Abstract/Summary
Aging is the principal risk factor for age-related macular degeneration (AMD), a neurodegenerative disease
characterized by the irreversible loss of vision. Clinical and mouse studies indicate that consumption of diets with
higher dietary glycemic indices increase AMD risk. Atrophy of the retinal pigmented epithelium (RPE) layer is an
AMD hallmark that precedes photoreceptor cell loss. However, the mechanisms underlying RPE impairment with
aging and exacerbation by poor diet are unclear. Thus, therapeutic approaches to maintain RPE function with
aging and prevent AMD are yet to be developed. Epigenetic processes (DNA modifications and chromatin
accessibility) in the RPE may play a central mechanistic role in the pathogenesis and progression of AMD. DNA
modifications, [cytosine base methylation and hydroxymethylation (mC and hmC respectively)], are fundamental
regulators of DNA accessibility and gene regulation/expression. A barrier to progress in understanding the role
of epigenetic mechanisms in RPE aging and DNA modifications in particular, has been the lack of quantitatively
accurate, genome-wide data in this specific cell type. Without the knowledge of the specific genomic locations
of altered modifications/accessibility with aging it is impossible to design mechanistic studies that unravel the
functional effects of epigenetic reconfiguration. Therefore, the critical next step for the field is to generate these
genome-wide maps of mC and hmC in CG and CH contexts and genomic accessibility in the primary cellular
site of AMD pathogenesis, the RPE, from both sexes across the lifespan. To address this critical issue, we have
developed a cell-type specific, tamoxifen-inducible Cre, transgenic NuTRAP model to allow isolation of nucleic
acids (DNA & RNA), specifically from RPE cells. In Aim 1, changes in mC/hmC and chromatin accessibility
patterns with aging will be examined by whole genome oxidative bisulfite sequencing (WGoxBS) and ATAC-seq
in RPE. In Aim 2, the RPE-specific differential changes in the translatome will be identified as a function of aging.
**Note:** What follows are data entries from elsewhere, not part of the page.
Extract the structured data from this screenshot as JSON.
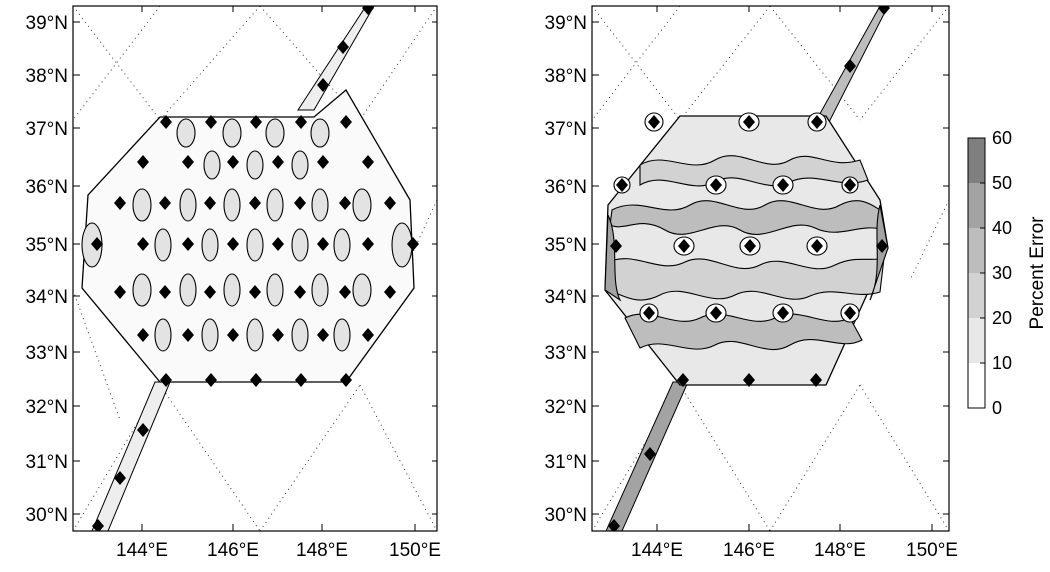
{
  "left_map": {
    "lat_labels": [
      "39°N",
      "38°N",
      "37°N",
      "36°N",
      "35°N",
      "34°N",
      "33°N",
      "32°N",
      "31°N",
      "30°N"
    ],
    "lon_labels": [
      "144°E",
      "146°E",
      "148°E",
      "150°E"
    ]
  },
  "right_map": {
    "lat_labels": [
      "39°N",
      "38°N",
      "37°N",
      "36°N",
      "35°N",
      "34°N",
      "33°N",
      "32°N",
      "31°N",
      "30°N"
    ],
    "lon_labels": [
      "144°E",
      "146°E",
      "148°E",
      "150°E"
    ]
  },
  "colorbar": {
    "title": "Percent Error",
    "ticks": [
      "60",
      "50",
      "40",
      "30",
      "20",
      "10",
      "0"
    ],
    "levels": [
      {
        "from": 0,
        "to": 10,
        "color": "#ffffff"
      },
      {
        "from": 10,
        "to": 20,
        "color": "#e8e8e8"
      },
      {
        "from": 20,
        "to": 30,
        "color": "#d2d2d2"
      },
      {
        "from": 30,
        "to": 40,
        "color": "#bdbdbd"
      },
      {
        "from": 40,
        "to": 50,
        "color": "#a3a3a3"
      },
      {
        "from": 50,
        "to": 60,
        "color": "#7f7f7f"
      }
    ]
  }
}
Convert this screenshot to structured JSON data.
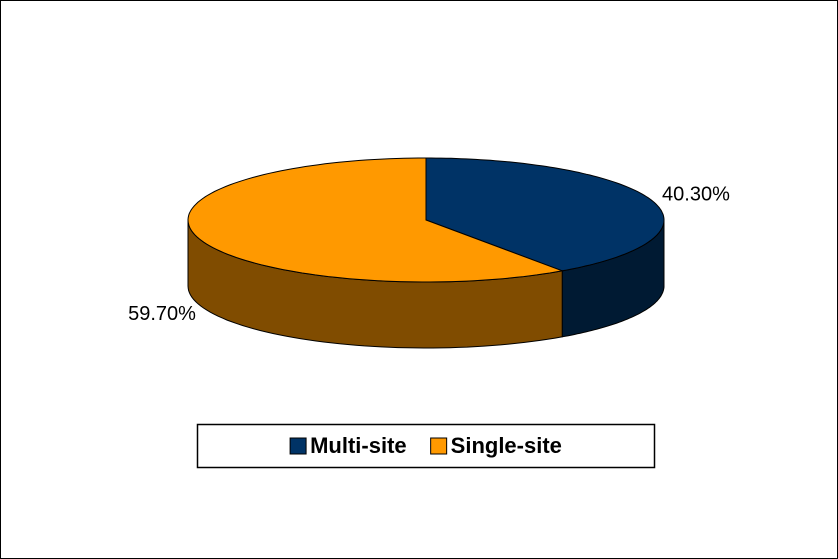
{
  "chart_data": {
    "type": "pie3d",
    "categories": [
      "Multi-site",
      "Single-site"
    ],
    "values": [
      40.3,
      59.7
    ],
    "value_labels": [
      "40.30%",
      "59.70%"
    ],
    "colors": [
      "#003366",
      "#FF9900"
    ],
    "side_colors": [
      "#001a33",
      "#804c00"
    ],
    "legend": "bottom"
  }
}
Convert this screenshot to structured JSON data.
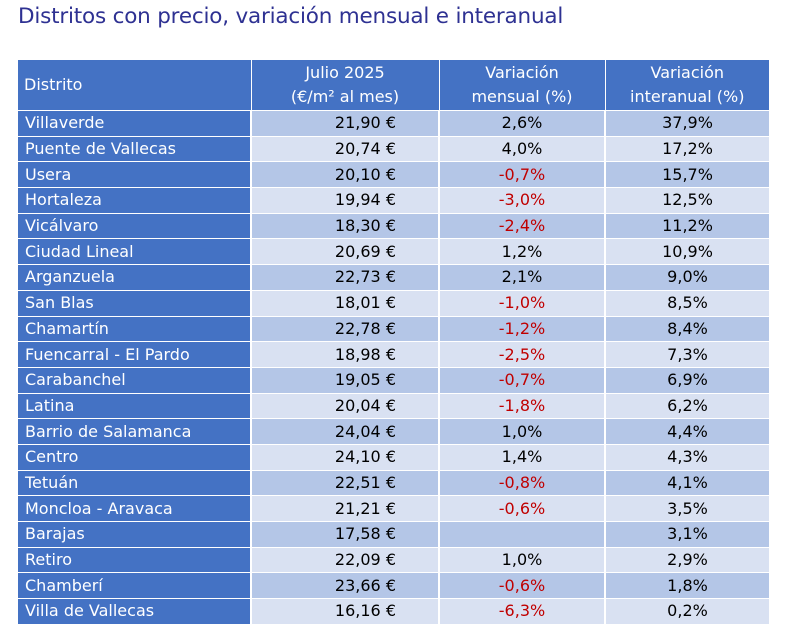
{
  "title": "Distritos con precio, variación mensual e interanual",
  "headers": {
    "distrito": "Distrito",
    "precio_l1": "Julio 2025",
    "precio_l2": "(€/m² al mes)",
    "mensual_l1": "Variación",
    "mensual_l2": "mensual (%)",
    "interanual_l1": "Variación",
    "interanual_l2": "interanual (%)"
  },
  "colors": {
    "header_bg": "#4472c4",
    "row_odd": "#b4c6e7",
    "row_even": "#d9e1f2",
    "negative": "#c00000",
    "title": "#2e3192"
  },
  "chart_data": {
    "type": "table",
    "title": "Distritos con precio, variación mensual e interanual",
    "columns": [
      "Distrito",
      "Julio 2025 (€/m² al mes)",
      "Variación mensual (%)",
      "Variación interanual (%)"
    ],
    "rows": [
      {
        "distrito": "Villaverde",
        "precio": "21,90 €",
        "mensual": "2,6%",
        "interanual": "37,9%"
      },
      {
        "distrito": "Puente de Vallecas",
        "precio": "20,74 €",
        "mensual": "4,0%",
        "interanual": "17,2%"
      },
      {
        "distrito": "Usera",
        "precio": "20,10 €",
        "mensual": "-0,7%",
        "interanual": "15,7%"
      },
      {
        "distrito": "Hortaleza",
        "precio": "19,94 €",
        "mensual": "-3,0%",
        "interanual": "12,5%"
      },
      {
        "distrito": "Vicálvaro",
        "precio": "18,30 €",
        "mensual": "-2,4%",
        "interanual": "11,2%"
      },
      {
        "distrito": "Ciudad Lineal",
        "precio": "20,69 €",
        "mensual": "1,2%",
        "interanual": "10,9%"
      },
      {
        "distrito": "Arganzuela",
        "precio": "22,73 €",
        "mensual": "2,1%",
        "interanual": "9,0%"
      },
      {
        "distrito": "San Blas",
        "precio": "18,01 €",
        "mensual": "-1,0%",
        "interanual": "8,5%"
      },
      {
        "distrito": "Chamartín",
        "precio": "22,78 €",
        "mensual": "-1,2%",
        "interanual": "8,4%"
      },
      {
        "distrito": "Fuencarral - El Pardo",
        "precio": "18,98 €",
        "mensual": "-2,5%",
        "interanual": "7,3%"
      },
      {
        "distrito": "Carabanchel",
        "precio": "19,05 €",
        "mensual": "-0,7%",
        "interanual": "6,9%"
      },
      {
        "distrito": "Latina",
        "precio": "20,04 €",
        "mensual": "-1,8%",
        "interanual": "6,2%"
      },
      {
        "distrito": "Barrio de Salamanca",
        "precio": "24,04 €",
        "mensual": "1,0%",
        "interanual": "4,4%"
      },
      {
        "distrito": "Centro",
        "precio": "24,10 €",
        "mensual": "1,4%",
        "interanual": "4,3%"
      },
      {
        "distrito": "Tetuán",
        "precio": "22,51 €",
        "mensual": "-0,8%",
        "interanual": "4,1%"
      },
      {
        "distrito": "Moncloa - Aravaca",
        "precio": "21,21 €",
        "mensual": "-0,6%",
        "interanual": "3,5%"
      },
      {
        "distrito": "Barajas",
        "precio": "17,58 €",
        "mensual": "",
        "interanual": "3,1%"
      },
      {
        "distrito": "Retiro",
        "precio": "22,09 €",
        "mensual": "1,0%",
        "interanual": "2,9%"
      },
      {
        "distrito": "Chamberí",
        "precio": "23,66 €",
        "mensual": "-0,6%",
        "interanual": "1,8%"
      },
      {
        "distrito": "Villa de Vallecas",
        "precio": "16,16 €",
        "mensual": "-6,3%",
        "interanual": "0,2%"
      }
    ]
  }
}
In prior studies we have determined that age-related DNA modification changes can be prevented by caloric
restriction. In aim 3, we will interrogate the potential of Western and ketogenic dietary patterns, in combination
with impaired oxidative stress resolution pathways, to exacerbate or ameliorate changes in the RPE epigenome
and gene expression profiles. Paired epigenomic and transcriptomic data from the same animals will be used
to: 1) assess aging with ‘epigenetic clocks’ in RPE, 2) determine the role of altered modification patterns in age-
and dietary/oxidative stress- related changes in gene expression, 3) determine enrichment of differential
modifications/accessibility in regulatory regions of the genome, and 4) identify and refine genomic loci for
epigenome editing. These studies will determine critical genomic regions with altered DNA modification patterns
that can be manipulated in future interventional studies. The ultimate goal of the research is to develop clinical
interventions that target the RPE epigenome to maintain visual function with aging and prevent AMD.